The Black Panther Party Review

By | Monday, January 25, 2021 Leave a Comment
Black Panther Party
By the time I was born, the Black Panther Party was a mere shadow of its former self. Bobby Hutton was dead. John Huggins was dead. Fred Hampton was dead. Angela Davis was in prison. Eldridge Cleaver had gone underground, moving to Algeria and then France. Huey Newton had shut down all the regional chapters, leaving only the Oakland one remaining. Technically, the Black Panthers would remain active for another decade but they had nowhere near the presence they did in the late 1960s.

I am grateful for being born when I was. I was born late enough to have grown up with home computers and techniological advances along those lines, but early enough that I didn't get totally screwed by skyrocketing college costs and a completely shit job market. I'm one of the last groups to have been born with a better than average chance of being able to become better off than my parents. So I am very grateful for that. But one downside is that I got almost no education about what went on in the 1960s and early '70s. By the early 1980s, when I started getting social studies as a formal subject in school, we were well enough past that period that it wouldn't be covered under the umbrella of "current events" but it was still too recent to have really fallen into "history" yet. I don't think any of my social studies textbooks in school covered anything much past the end of World War II.

I suspect that was also a convenient excuse to not teach about the Civil Rights movement, although I couldn't tell you if that was more of a decision made by the textbook publishers, the school district ordering the textbooks, or the teachers themselves. Probably a bit of all three.

Now, that being said, I've done what I could to fill in all the gaps in my education there. (Well, I say "gaps" but they're more like gaping chasms.) So coming into David F. Walker's and Marcus Kwame Anderson's The Black Panther Party: A Graphic Novel History I knew some of the basics. And I mean some of what actually happened, not the heavy-handed propaganda I've been fed informally over years. But I wanted to get this book to see how much I didn't know.

The book takes a pretty straight-foward, chronological approach, only backtracking on occasion to deal with simultaneous events. Walker and Anderson also smartly begin by addressing some of the myths surrounding the Panthers. "Here's what a lot of people think about them, and we're going to explain why that's not really accurate." Then they get into a brief history of Black oppression in the US, going from slavery to Jim Crow to Emmett Till to Malcolm X. The story then picks up in earnest when Huey Newton and Bobby Seale first meet in 1962.

I won't provide synopsis of the book here; it's the history of the Black Panther Party. As key players join the story, we're usually given a one- or two-page history of the individual before sliding into how they fit in with the Black Panthers, and why they're significant. That's handled well, I think, and keeps the number of active characters reasonably easy to follow without disrupting the overall narrative flow.
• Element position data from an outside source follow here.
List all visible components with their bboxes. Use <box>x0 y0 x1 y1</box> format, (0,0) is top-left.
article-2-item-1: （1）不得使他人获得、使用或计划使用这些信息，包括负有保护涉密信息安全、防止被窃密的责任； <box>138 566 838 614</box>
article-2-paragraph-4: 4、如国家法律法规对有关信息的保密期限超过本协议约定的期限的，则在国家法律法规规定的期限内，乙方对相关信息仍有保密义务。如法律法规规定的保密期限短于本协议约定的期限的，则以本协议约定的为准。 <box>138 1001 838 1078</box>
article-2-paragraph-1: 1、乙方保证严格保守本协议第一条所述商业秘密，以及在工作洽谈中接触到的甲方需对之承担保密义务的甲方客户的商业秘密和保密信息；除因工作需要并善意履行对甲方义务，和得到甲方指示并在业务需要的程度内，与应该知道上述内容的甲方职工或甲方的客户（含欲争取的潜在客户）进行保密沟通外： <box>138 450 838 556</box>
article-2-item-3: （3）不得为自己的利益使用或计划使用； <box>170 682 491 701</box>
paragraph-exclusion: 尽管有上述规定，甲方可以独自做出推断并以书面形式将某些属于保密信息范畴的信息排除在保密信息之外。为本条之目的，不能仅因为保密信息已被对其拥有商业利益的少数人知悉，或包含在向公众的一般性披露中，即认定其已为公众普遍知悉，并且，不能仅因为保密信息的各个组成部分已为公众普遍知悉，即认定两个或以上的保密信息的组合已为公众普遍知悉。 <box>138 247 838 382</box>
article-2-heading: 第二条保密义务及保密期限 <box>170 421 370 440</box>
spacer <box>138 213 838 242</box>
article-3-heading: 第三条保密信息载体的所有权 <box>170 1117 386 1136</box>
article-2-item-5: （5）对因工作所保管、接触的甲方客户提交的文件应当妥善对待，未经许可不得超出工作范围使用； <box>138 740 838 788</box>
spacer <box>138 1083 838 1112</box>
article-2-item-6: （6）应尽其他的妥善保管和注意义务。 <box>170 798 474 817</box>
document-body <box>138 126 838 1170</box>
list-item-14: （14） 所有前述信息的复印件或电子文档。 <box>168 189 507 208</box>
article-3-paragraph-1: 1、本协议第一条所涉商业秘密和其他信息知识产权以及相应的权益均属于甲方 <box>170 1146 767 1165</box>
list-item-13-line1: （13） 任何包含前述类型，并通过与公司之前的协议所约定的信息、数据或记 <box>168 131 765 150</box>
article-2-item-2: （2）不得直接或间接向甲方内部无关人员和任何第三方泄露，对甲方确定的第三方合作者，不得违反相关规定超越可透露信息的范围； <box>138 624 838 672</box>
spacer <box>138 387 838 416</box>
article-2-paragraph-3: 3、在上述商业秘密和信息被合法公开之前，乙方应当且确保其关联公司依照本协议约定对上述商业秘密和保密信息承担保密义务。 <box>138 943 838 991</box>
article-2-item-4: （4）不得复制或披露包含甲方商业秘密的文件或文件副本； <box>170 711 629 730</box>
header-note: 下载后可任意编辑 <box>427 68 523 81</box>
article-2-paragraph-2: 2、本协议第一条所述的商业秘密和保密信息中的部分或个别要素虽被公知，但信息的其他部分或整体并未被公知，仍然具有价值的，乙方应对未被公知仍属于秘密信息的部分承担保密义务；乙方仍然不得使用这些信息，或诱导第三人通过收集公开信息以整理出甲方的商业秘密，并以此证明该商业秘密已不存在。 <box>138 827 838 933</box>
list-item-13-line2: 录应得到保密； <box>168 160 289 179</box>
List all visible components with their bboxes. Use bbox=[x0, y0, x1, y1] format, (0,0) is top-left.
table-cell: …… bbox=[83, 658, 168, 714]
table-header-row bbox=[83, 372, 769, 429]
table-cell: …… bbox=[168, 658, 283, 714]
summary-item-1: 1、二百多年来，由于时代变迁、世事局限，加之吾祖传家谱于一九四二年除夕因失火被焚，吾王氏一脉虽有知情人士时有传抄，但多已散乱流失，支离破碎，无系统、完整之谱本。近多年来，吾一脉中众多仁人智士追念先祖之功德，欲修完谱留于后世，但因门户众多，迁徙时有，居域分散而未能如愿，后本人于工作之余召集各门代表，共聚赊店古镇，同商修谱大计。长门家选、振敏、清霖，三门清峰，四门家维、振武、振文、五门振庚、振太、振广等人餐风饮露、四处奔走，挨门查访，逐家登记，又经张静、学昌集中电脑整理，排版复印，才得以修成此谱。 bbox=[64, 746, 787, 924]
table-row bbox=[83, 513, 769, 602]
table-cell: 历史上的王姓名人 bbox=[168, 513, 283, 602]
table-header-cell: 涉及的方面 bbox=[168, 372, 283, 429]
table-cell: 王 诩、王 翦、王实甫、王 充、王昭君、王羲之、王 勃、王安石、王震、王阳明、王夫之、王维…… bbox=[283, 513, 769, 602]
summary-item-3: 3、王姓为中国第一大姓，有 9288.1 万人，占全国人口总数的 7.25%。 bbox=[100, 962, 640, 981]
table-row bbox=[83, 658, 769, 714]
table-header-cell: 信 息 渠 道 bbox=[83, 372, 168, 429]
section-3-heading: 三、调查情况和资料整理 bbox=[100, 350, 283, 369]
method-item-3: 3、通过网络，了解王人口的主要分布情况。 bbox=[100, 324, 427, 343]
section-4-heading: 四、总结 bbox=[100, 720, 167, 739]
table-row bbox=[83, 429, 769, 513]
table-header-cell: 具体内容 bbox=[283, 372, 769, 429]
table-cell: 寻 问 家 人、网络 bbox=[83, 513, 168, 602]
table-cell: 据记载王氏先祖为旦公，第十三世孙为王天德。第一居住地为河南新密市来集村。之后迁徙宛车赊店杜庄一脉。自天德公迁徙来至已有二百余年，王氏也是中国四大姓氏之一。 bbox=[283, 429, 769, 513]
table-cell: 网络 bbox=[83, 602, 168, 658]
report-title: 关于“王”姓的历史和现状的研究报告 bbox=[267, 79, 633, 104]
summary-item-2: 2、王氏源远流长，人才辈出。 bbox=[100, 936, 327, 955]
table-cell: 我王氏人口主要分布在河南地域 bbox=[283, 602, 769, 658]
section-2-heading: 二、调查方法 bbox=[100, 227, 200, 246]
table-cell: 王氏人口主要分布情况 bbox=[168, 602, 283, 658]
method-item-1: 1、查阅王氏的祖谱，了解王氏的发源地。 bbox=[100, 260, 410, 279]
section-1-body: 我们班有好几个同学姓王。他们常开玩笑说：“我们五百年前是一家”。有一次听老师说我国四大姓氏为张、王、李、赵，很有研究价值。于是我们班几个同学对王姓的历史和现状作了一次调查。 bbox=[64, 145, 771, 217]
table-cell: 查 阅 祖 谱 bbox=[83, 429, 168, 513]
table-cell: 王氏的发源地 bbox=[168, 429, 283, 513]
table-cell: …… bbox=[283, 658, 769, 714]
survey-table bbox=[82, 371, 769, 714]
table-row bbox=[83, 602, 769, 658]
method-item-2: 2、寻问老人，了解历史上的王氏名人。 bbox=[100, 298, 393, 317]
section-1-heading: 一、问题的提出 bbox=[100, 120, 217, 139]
What I like, too, is that they provide context for all the various events. A prime example might be "The Sacramento Incident" where they "raided" the state Capitol. (I can't think why THAT might stand out as useful example here!) How/why that was originally told to the American public was horribly skewed to stoke deep racial fears in the population, and cynically used by politicians to pass much more restrictive gun laws. But here, we see what really happened and how what was intended as a simple protest turned into an 'invasion.' Not surprisingly, virtually every negative thing you may have heard about the Black Panthers is only a tiny, tiny fraction of the story and the ongoing and decidedly deliberate attempts by the FBI, coordinating with local law enforcement, to undermine the organization in every conceivable way is why it was in so much disarray by the time I was born.

Anderson's artwork is incredibly understated. While his figures often look very simplified -- almost cartoonish -- he still captures everyone's likeness very well. There's never any question about who you're looking at in any given panel, which is quite an accomplishment when the cast is so large and many of them all wear the same black, leather coat and a beret. Of the people who I was already familiar, I could recognize them in the book immediately. And the scenes that require a lot of tension -- often a silent stand-off with police -- Anderson was able to convey that in spades. Excellent work there!

Walker has clearly done his homework here. He includes lots of details and does a great job of weaving together all the threads... which is probably a bad metaphor for me to use considering half of the book is about how the FBI was working to unravel those threads! Walker writes up enough to give readers a good sense of what is happening, but doesn't bog things down with unnecessary trivia. I find that "I have to include everything I know" approach is a trap many writers can fall into when they're working on these types of things, and it's good to see Walker avoids it here. However, one trap he does seemingly fall into is not relying on the art to tell the story. The book is very text-heavy, and it looks more like illustrated prose than comics for a majority of the book. Which is a shame because the scenes that are very much in a comic format work well, and are generally the most powerful parts of the story. Turning a page to find you're facing a half-page wall of text, to me, is disappointing in a graphic novel. Particularly, as I said, when the 'true' comics portions work so well.

That said, I still very much enjoyed the book. It was an excellent read; very captivating and very enlightening. Also frequently very maddening to learn what really happened. I'm glad to have read it, and I'd recommend it to anyone who wants to learn about the real Black Panthers. The book came out last week from Ten Speed Press and retails for $19.99 US.